Paul Murray, COO idSafe and Wontok
Having the right team around you is critical when starting a business. You don’t have time or budget to waste, and you need people with the right skills and the right personalities to collaborate and work together. At the start, all roles are highly strategic, even your admin. Hiring the right or wrong fit for your business can make or break it: it’s important to invest in people who share the same goals, values, and vision.
“It may be that certain people are the right people at different times. Knowing when to let people go is critical: not everyone can travel all the way with you. As a business evolves, it needs different skills and approaches. But at every stage, you need the right talent for that moment in time while anticipating future needs.

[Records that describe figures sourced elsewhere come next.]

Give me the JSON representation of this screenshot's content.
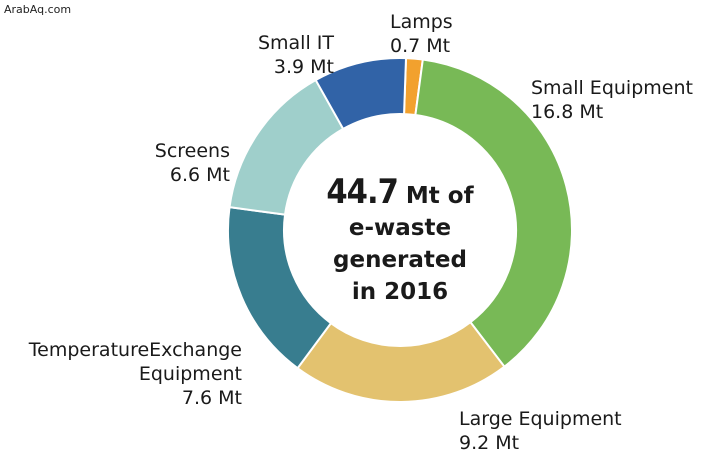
{
  "watermark": "ArabAq.com",
  "center": {
    "number": "44.7",
    "line1_rest": " Mt of",
    "line2": "e-waste",
    "line3": "generated",
    "line4": "in 2016"
  },
  "chart_data": {
    "type": "pie",
    "donut": true,
    "unit": "Mt",
    "slices": [
      {
        "name": "Lamps",
        "value": 0.7,
        "label": "0.7 Mt",
        "color": "#f2a12e"
      },
      {
        "name": "Small Equipment",
        "value": 16.8,
        "label": "16.8 Mt",
        "color": "#78b956"
      },
      {
        "name": "Large Equipment",
        "value": 9.2,
        "label": "9.2 Mt",
        "color": "#e3c26f"
      },
      {
        "name": "TemperatureExchange Equipment",
        "value": 7.6,
        "label": "7.6 Mt",
        "color": "#387d8f"
      },
      {
        "name": "Screens",
        "value": 6.6,
        "label": "6.6 Mt",
        "color": "#9fcfcb"
      },
      {
        "name": "Small IT",
        "value": 3.9,
        "label": "3.9 Mt",
        "color": "#3163a7"
      }
    ]
  },
  "labels": {
    "lamps": {
      "name": "Lamps",
      "value": "0.7 Mt"
    },
    "small_equipment": {
      "name": "Small Equipment",
      "value": "16.8 Mt"
    },
    "large_equipment": {
      "name": "Large Equipment",
      "value": "9.2 Mt"
    },
    "temp_exchange": {
      "line1": "TemperatureExchange",
      "line2": "Equipment",
      "value": "7.6 Mt"
    },
    "screens": {
      "name": "Screens",
      "value": "6.6 Mt"
    },
    "small_it": {
      "name": "Small IT",
      "value": "3.9 Mt"
    }
  }
}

Emma Lo Russo, CEO, Digivizer
Hindsight is an amazing thing that you can only apply moving forward. Key things I have learned that I wish I recognised earlier: first, focus on what drives the greatest long-term value for your company. For us it is our technology platform. It is not something that will develop without the full driving force and attention of the CEO, and the entire company understanding its vision, objectives and key success measures. It is too easy to be distracted by shorter-term opportunities.
Second, invest in the best people you can hire who are critical to your long term success. When growing, you need different skills at different stages. So for non-critical projects and shorter-term focused work, consider employees on contracts to give you maximum flexibility and leverage. Moving fast becomes a key capability you need for your business.
Roby Sharon-Zipser, CEO and Co-Founder, hipages
We started hipages in a garage on just a $5,000 credit limit. We quickly learned that you don’t need a flashy office to start a business. When you have a great idea that serves a market need, it’s all about building on that and dedicating your capital to the product and service development. Once you’ve passed your early growth phases, and looking to employ team members beyond those with a stake in the company, that’s when you start considering workplace investments.
Today we have a team of more than 250 talented, dedicated and passionate people. Over the past 15 years of hipages, I’ve learned how incredibly important it is to empower and listen to the ideas of all. Strong business ideas can come from anywhere, and it’s often those quieter team members who should in fact have the loudest voice. So make sure you give your team members the respect and spotlight they deserve, by regularly seeking their feedback on challenges or opportunities relevant to their expertise. Great companies are built by a collective of great people, after all.
I’d also say that when starting out, you want to constantly run at 100km/h. But I’ve learned how important it is to maintain control and slow it down. While you want the customer to have everything right away, you also can’t burn out your staff and it’s important they’re happy in their roles. You need equal commitment to the customer and the culture.